# Sine: Graph

How to graph the given sine function: amplitude and period of y = sin x and y = a sin bx, 1 example, and its solution.

## Graph: y = sin x

### Graph

This is the graph of y = sin x.

It goes up and down between 1 and -1.

### Amplitude

The amplitude is the distance
between the center axis and the farthest point
(highest point or lowest point).

See y = sin x.

The center axis is the x-axis: y = 0.

The farthest points are
y = 1 (highest point) or y = -1 (lowest point).

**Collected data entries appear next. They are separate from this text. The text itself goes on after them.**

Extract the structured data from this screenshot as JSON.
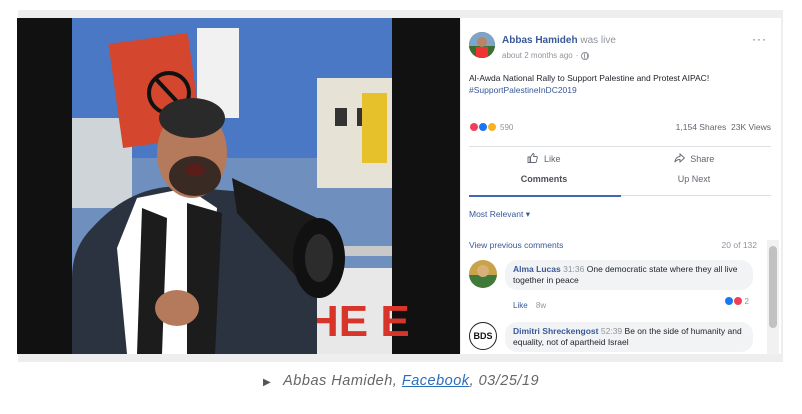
{
  "post": {
    "author": "Abbas Hamideh",
    "status": "was live",
    "time": "about 2 months ago",
    "description": "Al-Awda National Rally to Support Palestine and Protest AIPAC!",
    "hashtag": "#SupportPalestineInDC2019",
    "more": "···"
  },
  "stats": {
    "reaction_count": "590",
    "shares": "1,154 Shares",
    "views": "23K Views"
  },
  "actions": {
    "like": "Like",
    "share": "Share",
    "comments": "Comments",
    "up_next": "Up Next"
  },
  "comments_header": {
    "sort": "Most Relevant ▾",
    "view_previous": "View previous comments",
    "count": "20 of 132"
  },
  "comments": [
    {
      "author": "Alma Lucas",
      "time": "31:36",
      "text": "One democratic state where they all live together in peace",
      "like": "Like",
      "age": "8w",
      "reactions": "2"
    },
    {
      "author": "Dimitri Shreckengost",
      "time": "52:39",
      "text": "Be on the side of humanity and equality, not of apartheid Israel",
      "avatar_text": "BDS"
    }
  ],
  "caption": {
    "prefix": "Abbas Hamideh, ",
    "link": "Facebook",
    "suffix": ", 03/25/19"
  },
  "colors": {
    "link_blue": "#385898",
    "accent": "#4267b2",
    "love_red": "#f33e58",
    "like_blue": "#1877f2",
    "haha_yellow": "#f7b125"
  }
}
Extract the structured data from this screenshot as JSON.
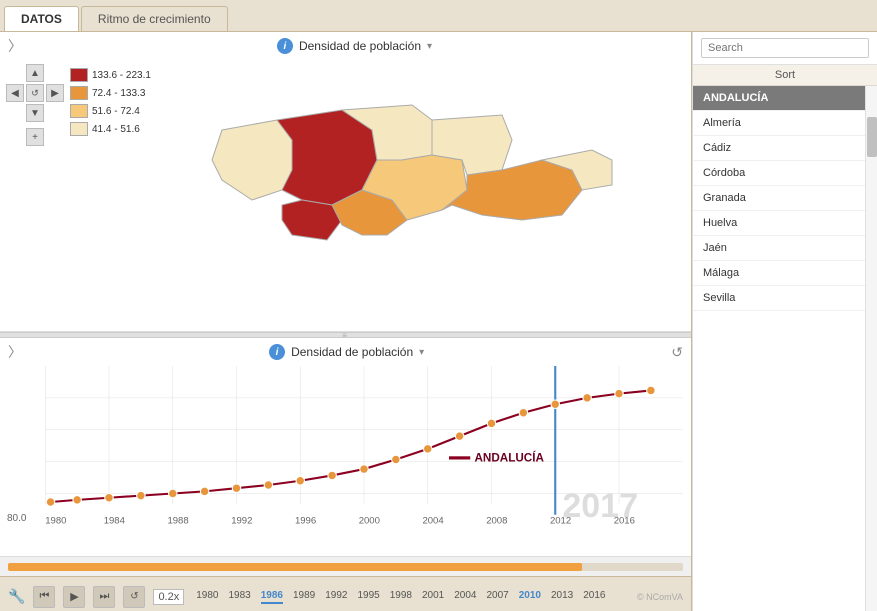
{
  "tabs": [
    {
      "id": "datos",
      "label": "DATOS",
      "active": true
    },
    {
      "id": "ritmo",
      "label": "Ritmo de crecimiento",
      "active": false
    }
  ],
  "map": {
    "title": "Densidad de población",
    "info_icon": "i",
    "legend": [
      {
        "color": "#b22222",
        "range": "133.6 - 223.1"
      },
      {
        "color": "#e8963c",
        "range": "72.4 - 133.3"
      },
      {
        "color": "#f5c87a",
        "range": "51.6 - 72.4"
      },
      {
        "color": "#f5e8c0",
        "range": "41.4 - 51.6"
      }
    ]
  },
  "chart": {
    "title": "Densidad de población",
    "info_icon": "i",
    "y_label": "80.0",
    "year_watermark": "2017",
    "legend_label": "ANDALUCÍA",
    "x_axis": [
      "1980",
      "1984",
      "1988",
      "1992",
      "1996",
      "2000",
      "2004",
      "2008",
      "2012",
      "2016"
    ]
  },
  "sidebar": {
    "search_placeholder": "Search",
    "sort_label": "Sort",
    "regions": [
      {
        "id": "andalucia",
        "name": "ANDALUCÍA",
        "selected": true
      },
      {
        "id": "almeria",
        "name": "Almería",
        "selected": false
      },
      {
        "id": "cadiz",
        "name": "Cádiz",
        "selected": false
      },
      {
        "id": "cordoba",
        "name": "Córdoba",
        "selected": false
      },
      {
        "id": "granada",
        "name": "Granada",
        "selected": false
      },
      {
        "id": "huelva",
        "name": "Huelva",
        "selected": false
      },
      {
        "id": "jaen",
        "name": "Jaén",
        "selected": false
      },
      {
        "id": "malaga",
        "name": "Málaga",
        "selected": false
      },
      {
        "id": "sevilla",
        "name": "Sevilla",
        "selected": false
      }
    ]
  },
  "timeline": {
    "years": [
      "1980",
      "1983",
      "1986",
      "1989",
      "1992",
      "1995",
      "1998",
      "2001",
      "2004",
      "2007",
      "2010",
      "2013",
      "2016"
    ],
    "zoom": "0.2x",
    "current_year": "2010",
    "fill_percent": 85
  },
  "copyright": "© NComVA"
}
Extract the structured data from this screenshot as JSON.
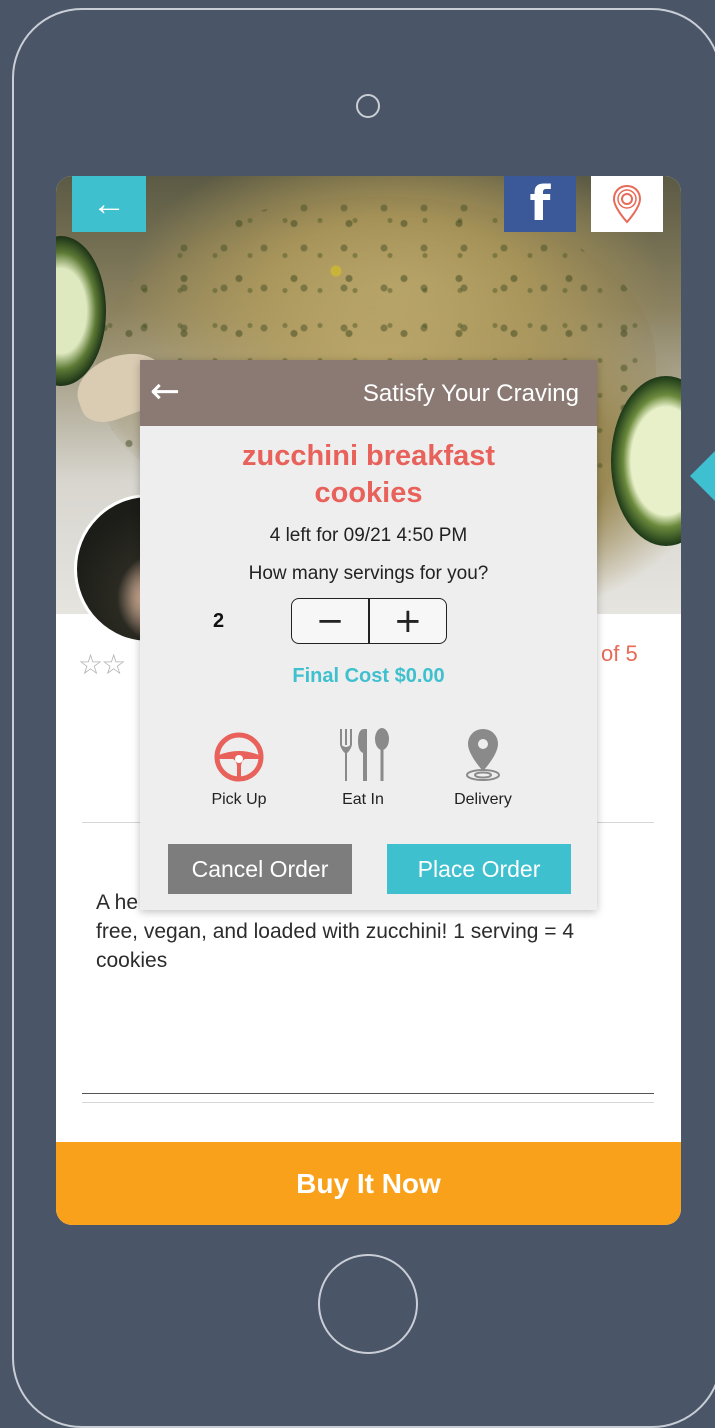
{
  "detail": {
    "back_icon": "arrow-left-icon",
    "facebook_icon": "facebook-icon",
    "location_icon": "location-pin-icon",
    "rating_stars": "☆☆",
    "rating_suffix": "of 5",
    "description_visible": "A he                                                        n",
    "description_line2": "free, vegan, and loaded with zucchini! 1 serving = 4",
    "description_line3": "cookies",
    "buy_label": "Buy It Now"
  },
  "modal": {
    "title": "Satisfy Your Craving",
    "back_glyph": "←",
    "product_name_line1": "zucchini breakfast",
    "product_name_line2": "cookies",
    "availability": "4 left for 09/21 4:50 PM",
    "question": "How many servings for you?",
    "quantity": "2",
    "minus_label": "−",
    "plus_label": "+",
    "final_cost": "Final Cost $0.00",
    "options": [
      {
        "label": "Pick Up",
        "icon": "steering-wheel-icon",
        "color": "#e8615a"
      },
      {
        "label": "Eat In",
        "icon": "fork-spoon-icon",
        "color": "#8a8a8a"
      },
      {
        "label": "Delivery",
        "icon": "map-pin-icon",
        "color": "#8a8a8a"
      }
    ],
    "cancel_label": "Cancel Order",
    "place_label": "Place Order"
  },
  "colors": {
    "accent_teal": "#3fc0cf",
    "accent_orange": "#f9a11b",
    "product_red": "#e8615a",
    "header_brown": "#8a7a73",
    "facebook_blue": "#3b5998"
  }
}
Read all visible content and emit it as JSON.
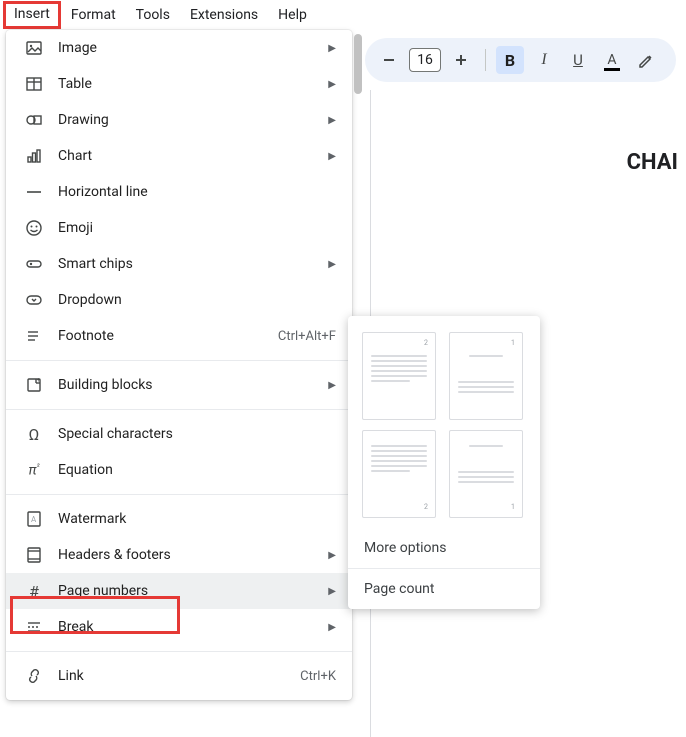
{
  "menubar": {
    "items": [
      "Insert",
      "Format",
      "Tools",
      "Extensions",
      "Help"
    ],
    "highlighted": "Insert"
  },
  "toolbar": {
    "font_size": "16"
  },
  "document": {
    "visible_title_fragment": "CHAI"
  },
  "insert_menu": {
    "items": [
      {
        "label": "Image",
        "icon": "image-icon",
        "submenu": true
      },
      {
        "label": "Table",
        "icon": "table-icon",
        "submenu": true
      },
      {
        "label": "Drawing",
        "icon": "drawing-icon",
        "submenu": true
      },
      {
        "label": "Chart",
        "icon": "chart-icon",
        "submenu": true
      },
      {
        "label": "Horizontal line",
        "icon": "horizontal-line-icon"
      },
      {
        "label": "Emoji",
        "icon": "emoji-icon"
      },
      {
        "label": "Smart chips",
        "icon": "smart-chips-icon",
        "submenu": true
      },
      {
        "label": "Dropdown",
        "icon": "dropdown-icon"
      },
      {
        "label": "Footnote",
        "icon": "footnote-icon",
        "shortcut": "Ctrl+Alt+F"
      }
    ],
    "group2": [
      {
        "label": "Building blocks",
        "icon": "building-blocks-icon",
        "submenu": true
      }
    ],
    "group3": [
      {
        "label": "Special characters",
        "icon": "special-characters-icon"
      },
      {
        "label": "Equation",
        "icon": "equation-icon"
      }
    ],
    "group4": [
      {
        "label": "Watermark",
        "icon": "watermark-icon"
      },
      {
        "label": "Headers & footers",
        "icon": "headers-footers-icon",
        "submenu": true
      },
      {
        "label": "Page numbers",
        "icon": "page-numbers-icon",
        "submenu": true,
        "hovered": true,
        "highlighted": true
      },
      {
        "label": "Break",
        "icon": "break-icon",
        "submenu": true
      }
    ],
    "group5": [
      {
        "label": "Link",
        "icon": "link-icon",
        "shortcut": "Ctrl+K"
      }
    ]
  },
  "page_numbers_submenu": {
    "more_options_label": "More options",
    "page_count_label": "Page count",
    "thumbs": [
      {
        "position": "header-right",
        "number": "2"
      },
      {
        "position": "header-right-skip-first",
        "number": "1"
      },
      {
        "position": "footer-right",
        "number": "2"
      },
      {
        "position": "footer-right-skip-first",
        "number": "1"
      }
    ]
  }
}
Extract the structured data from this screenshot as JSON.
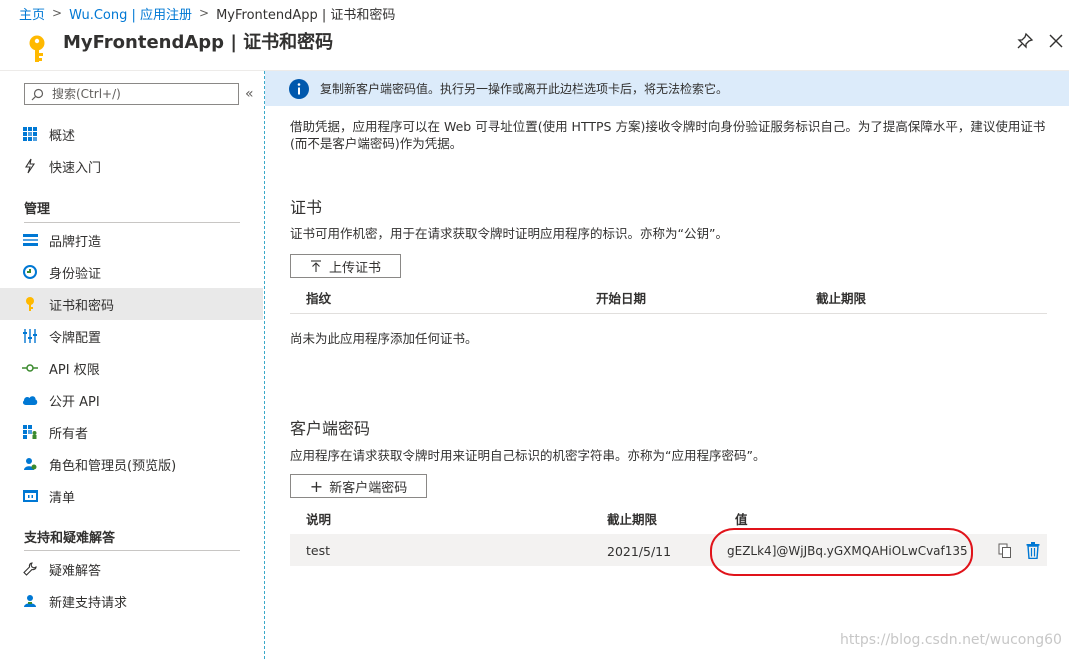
{
  "breadcrumb": {
    "home": "主页",
    "app_registration": "Wu.Cong | 应用注册",
    "current": "MyFrontendApp | 证书和密码"
  },
  "header": {
    "title": "MyFrontendApp | 证书和密码",
    "logo_icon": "key-icon",
    "pin_icon": "pin-icon",
    "close_icon": "close-icon"
  },
  "search": {
    "placeholder": "搜索(Ctrl+/)",
    "collapse_glyph": "«"
  },
  "sidebar": {
    "top_items": [
      {
        "label": "概述",
        "icon": "grid-icon"
      },
      {
        "label": "快速入门",
        "icon": "lightning-icon"
      }
    ],
    "manage_heading": "管理",
    "manage_items": [
      {
        "label": "品牌打造",
        "icon": "branding-icon"
      },
      {
        "label": "身份验证",
        "icon": "authentication-icon"
      },
      {
        "label": "证书和密码",
        "icon": "key-icon",
        "selected": true
      },
      {
        "label": "令牌配置",
        "icon": "token-config-icon"
      },
      {
        "label": "API 权限",
        "icon": "api-permissions-icon"
      },
      {
        "label": "公开 API",
        "icon": "cloud-icon"
      },
      {
        "label": "所有者",
        "icon": "owners-icon"
      },
      {
        "label": "角色和管理员(预览版)",
        "icon": "roles-icon"
      },
      {
        "label": "清单",
        "icon": "manifest-icon"
      }
    ],
    "support_heading": "支持和疑难解答",
    "support_items": [
      {
        "label": "疑难解答",
        "icon": "wrench-icon"
      },
      {
        "label": "新建支持请求",
        "icon": "support-person-icon"
      }
    ]
  },
  "info_bar": {
    "text": "复制新客户端密码值。执行另一操作或离开此边栏选项卡后，将无法检索它。",
    "icon": "info-icon"
  },
  "intro": "借助凭据，应用程序可以在 Web 可寻址位置(使用 HTTPS 方案)接收令牌时向身份验证服务标识自己。为了提高保障水平，建议使用证书(而不是客户端密码)作为凭据。",
  "certificates": {
    "title": "证书",
    "description": "证书可用作机密，用于在请求获取令牌时证明应用程序的标识。亦称为“公钥”。",
    "upload_label": "上传证书",
    "upload_icon": "upload-arrow-icon",
    "columns": [
      "指纹",
      "开始日期",
      "截止期限"
    ],
    "empty_message": "尚未为此应用程序添加任何证书。"
  },
  "client_secrets": {
    "title": "客户端密码",
    "description": "应用程序在请求获取令牌时用来证明自己标识的机密字符串。亦称为“应用程序密码”。",
    "new_label": "新客户端密码",
    "columns": [
      "说明",
      "截止期限",
      "值"
    ],
    "rows": [
      {
        "description": "test",
        "expires": "2021/5/11",
        "value": "gEZLk4]@WjJBq.yGXMQAHiOLwCvaf135"
      }
    ]
  },
  "colors": {
    "accent": "#0078d4",
    "info_bg": "#dcebfa",
    "highlight_oval": "#e0131a"
  },
  "watermark": "https://blog.csdn.net/wucong60"
}
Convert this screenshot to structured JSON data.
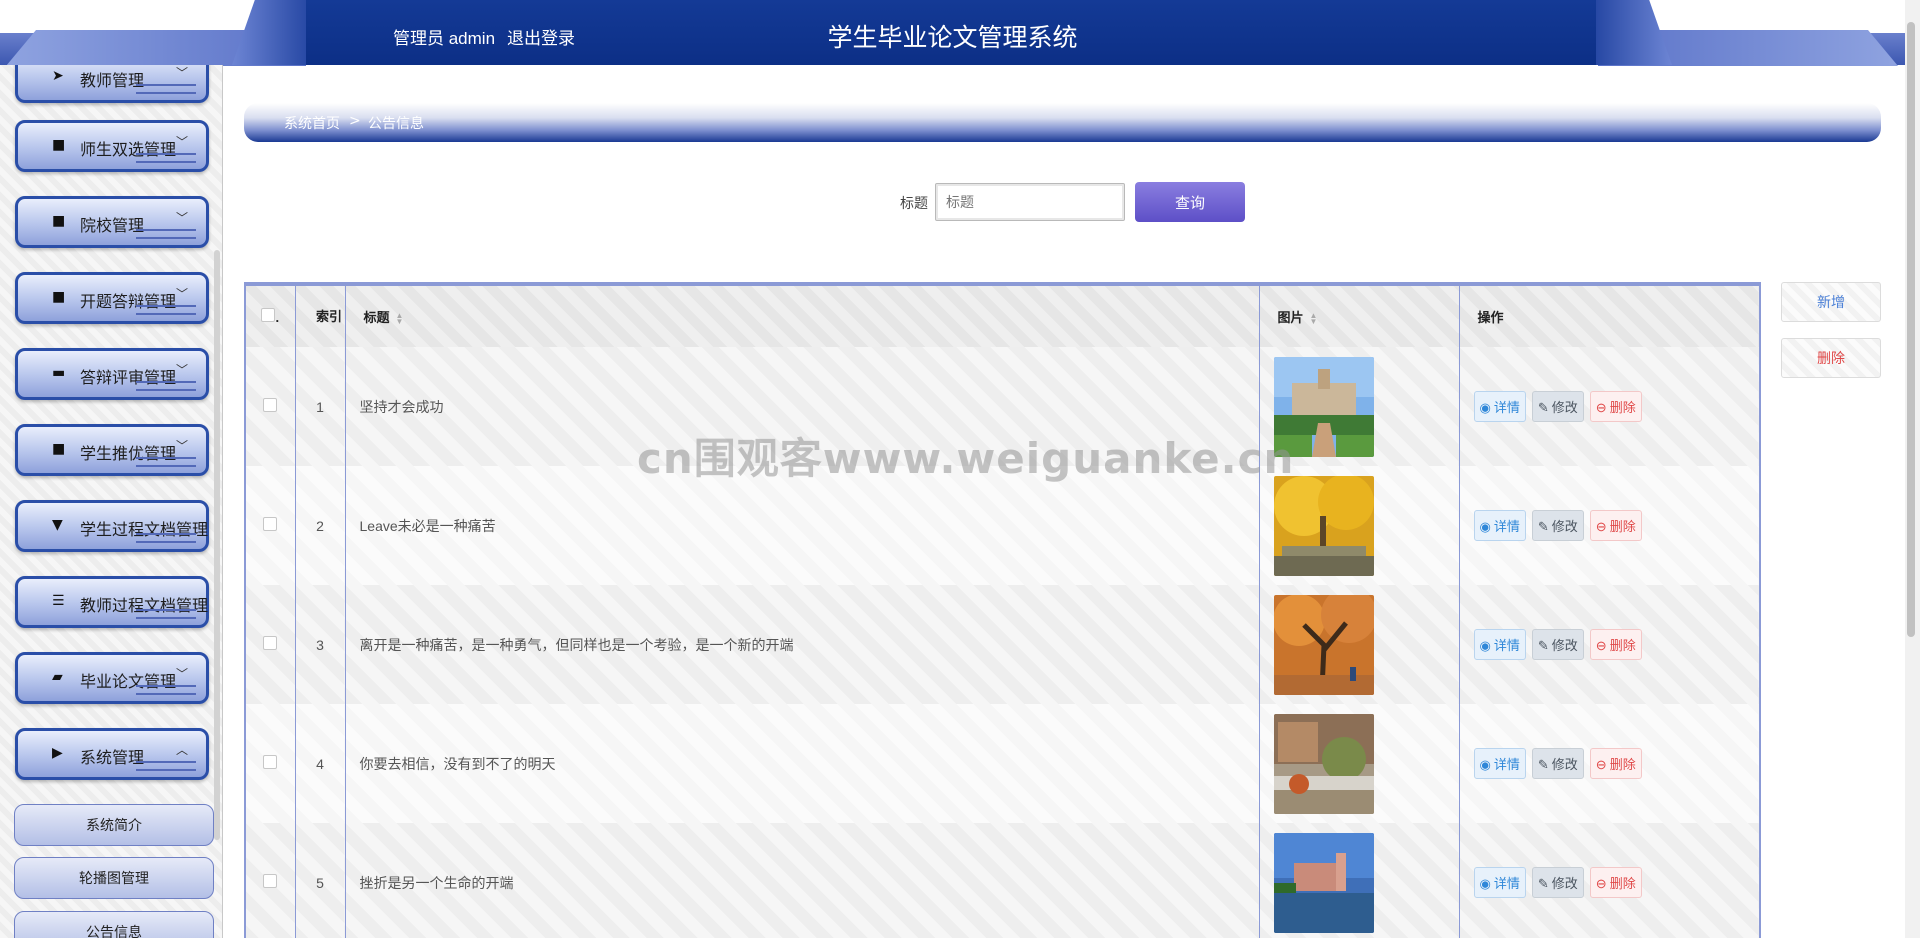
{
  "header": {
    "admin_label": "管理员 admin",
    "logout_label": "退出登录",
    "title": "学生毕业论文管理系统"
  },
  "sidebar": {
    "items": [
      {
        "label": "教师管理",
        "icon": "send-icon",
        "arrow": "﹀"
      },
      {
        "label": "师生双选管理",
        "icon": "grid-icon",
        "arrow": "﹀"
      },
      {
        "label": "院校管理",
        "icon": "grid-icon",
        "arrow": "﹀"
      },
      {
        "label": "开题答辩管理",
        "icon": "grid-icon",
        "arrow": "﹀"
      },
      {
        "label": "答辩评审管理",
        "icon": "comment-icon",
        "arrow": "﹀"
      },
      {
        "label": "学生推优管理",
        "icon": "grid-icon",
        "arrow": "﹀"
      },
      {
        "label": "学生过程文档管理",
        "icon": "brush-icon",
        "arrow": ""
      },
      {
        "label": "教师过程文档管理",
        "icon": "list-icon",
        "arrow": ""
      },
      {
        "label": "毕业论文管理",
        "icon": "cart-icon",
        "arrow": "﹀"
      },
      {
        "label": "系统管理",
        "icon": "video-icon",
        "arrow": "︿"
      }
    ],
    "subitems": [
      {
        "label": "系统简介"
      },
      {
        "label": "轮播图管理"
      },
      {
        "label": "公告信息"
      }
    ]
  },
  "breadcrumb": {
    "home": "系统首页",
    "separator": ">",
    "current": "公告信息"
  },
  "search": {
    "label": "标题",
    "placeholder": "标题",
    "button": "查询"
  },
  "actions": {
    "add": "新增",
    "delete": "删除"
  },
  "table": {
    "columns": {
      "select": ".",
      "index": "索引",
      "title": "标题",
      "image": "图片",
      "ops": "操作"
    },
    "op_labels": {
      "detail": "详情",
      "edit": "修改",
      "delete": "删除"
    },
    "rows": [
      {
        "index": "1",
        "title": "坚持才会成功"
      },
      {
        "index": "2",
        "title": "Leave未必是一种痛苦"
      },
      {
        "index": "3",
        "title": "离开是一种痛苦，是一种勇气，但同样也是一个考验，是一个新的开端"
      },
      {
        "index": "4",
        "title": "你要去相信，没有到不了的明天"
      },
      {
        "index": "5",
        "title": "挫折是另一个生命的开端"
      }
    ]
  },
  "watermark": "cn围观客www.weiguanke.cn",
  "colors": {
    "header_blue": "#0c2f86",
    "accent_purple": "#6a5acd",
    "detail_blue": "#2f87d8",
    "delete_red": "#e04848"
  }
}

So the amplitude of y = sin x is 1.

### Period

The period is the width of a cycle
(= width of the repeating part).

A cycle of y = sin x is
from x = 0 to x = 2π.

So the period of y = sin x is 2π.

Just like y = sin x,
a function that shows repeated cycles
is called a periodic function.

For a periodic function,
if the period is p,
then f(x) = f(x - p).

Sine function is a periodic function.
And the period of y = sin x is 2π.

So sin x = sin (x - 2π).

### One Cycle

For y = sin x,

the amplitude is 1
and the period is 2π.

## Graph: y = a sin bx

### Formula

For y = a sin bx,

the amplitude is |a|
and the period is 2π/|b|.

## Example

### Solution

See y = 3 sin 2x.
The number in front of the sine is 3.

So the amplitude is
|3| = 3.

See y = 3 sin 2x.
The number in the sine is 2.

So the period is
2π/|2| = π.

The amplitude is 3.
The period is π.

y = 3 sin 2x does not show
any horizontal translation.

So, to draw the cycle of the sine function,
first draw the boundaries:
y = 3, y = -3, and x = π.

Draw a sine cycle.
Start from the origin.

The middle point of the cycle is
one half of the period: π/2.

So this graph is the cycle of y = 3 sin 2x.